Kimi  görgülü  ve  gururlu,  kimi  fırsatçı,  kimi  sessiz,  kimi ağzı  kalabalık  kadınlardı. Hepsinin kendine özgü  öyküleri,  çıkmazları, umutları, handikapları vardı.   Emeği  ile  para  kazanan, çoluğu  çocuğu  için  bu  ağır  işi  yapan, eğitimi, sosyal  güvencesi olmayan, çoğu  kez bir  iş  makinesi  gibi  görülen bu  kadınlara  saygı  duyuyorum.
İz  bırakanları  sık  sık  anarım. Hala iletişim  kurduğum görüştüklerim  var. Örneğin Huriye.
Onu yeni  taşındığım, lisansüstü  diplomamı  almak için sabahlara  dek  çalıştığım   ve  sık  sık  uçak  yolculuğu  yaptığım  günlerde  buldum.  Umudu kesmişken, hızır  gibi  yetişmişti. Üstelik  insan  olarak  da, çalışan olarak da,  aradığım  tüm  özelliklere  sahipti. Henüz  tam  yerleşilmemiş  bir  evle, tuğla  gibi  ders  kitapları  ile  ve   tanımadığım  bir  çevre   ile eşimin  yurt  dışı iş seyahatleri  yüzünden tek  başıma  boğuşuyordum  o  günlerde. Ev  yuvaya  dönüşmemişti bir  türlü. Yerleşmeyi  yalnız   başıma  başarmam  olanaksızdı.  Pazar  yerinde  süt  aldığım  köylü  kadına  çekinerek  sormuştum; ” evde  çalışacak  bir  hanım  arıyorum”  diye..Şöyle  bir  süzüp,  buralarda  zor, bizim  zenginlerin  kendi  beslemeleri  var, gine  de  soralım  bakalım,  ”Sen  kimin  nesisin?
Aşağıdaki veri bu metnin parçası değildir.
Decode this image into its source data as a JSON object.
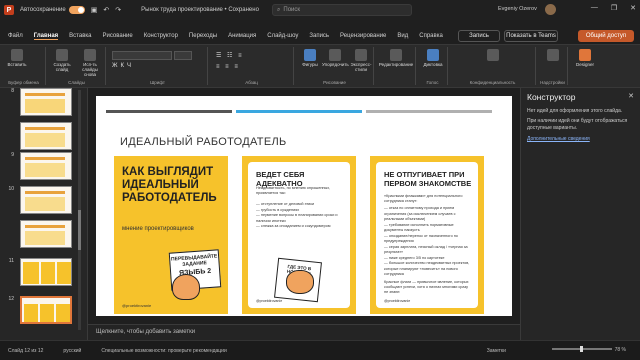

Necisin?”  diye  bir  güzel  sorguya  çekmişti. Evi  de  tarif  edip bir  daha  kimseye  sormamıştım.  Zaten  tanımıyordum  kimseyi.  Beş  altı  gün  sonra kapım  çalındı.  Güneşten  kızarmış,  yuvarlak  yüzüyle,  kaşları  hafif  çatık  güzel  bir  köylü  kadın vardı  kapıda.
-Melek  abam yolladı  beni..
diyordu.
Melek kim?
diye  sordum.
-Pazarda  süt,  peynir  satar. Yukarı  köylüyüz  biz. Ev işine  hiç  gitmedim  ben amma  eyi  bilirim  temizliği.
İşte  öyle  tanıdım  Huriye’yi. Meğer  ne  çok  çekinmiş, ”Ahlaklı iyi  insanlar  mı?  Evlerine  girip  onların işçisi  olacağım,  ya  yaramaz  insanlarsa ? Gaçar  giderim  o  vakit” dediydim ,  diyor.
Huriş’i  size  anlatmak  isterim.
Can  kız; emeği ile,  dürüstlüğü  ve  gururu  ile  bizi  kendine  hayran  bırakan küçük  anne, kız  kardeşim  olsan  seni  ancak  bu  kadar  sevebilirdim.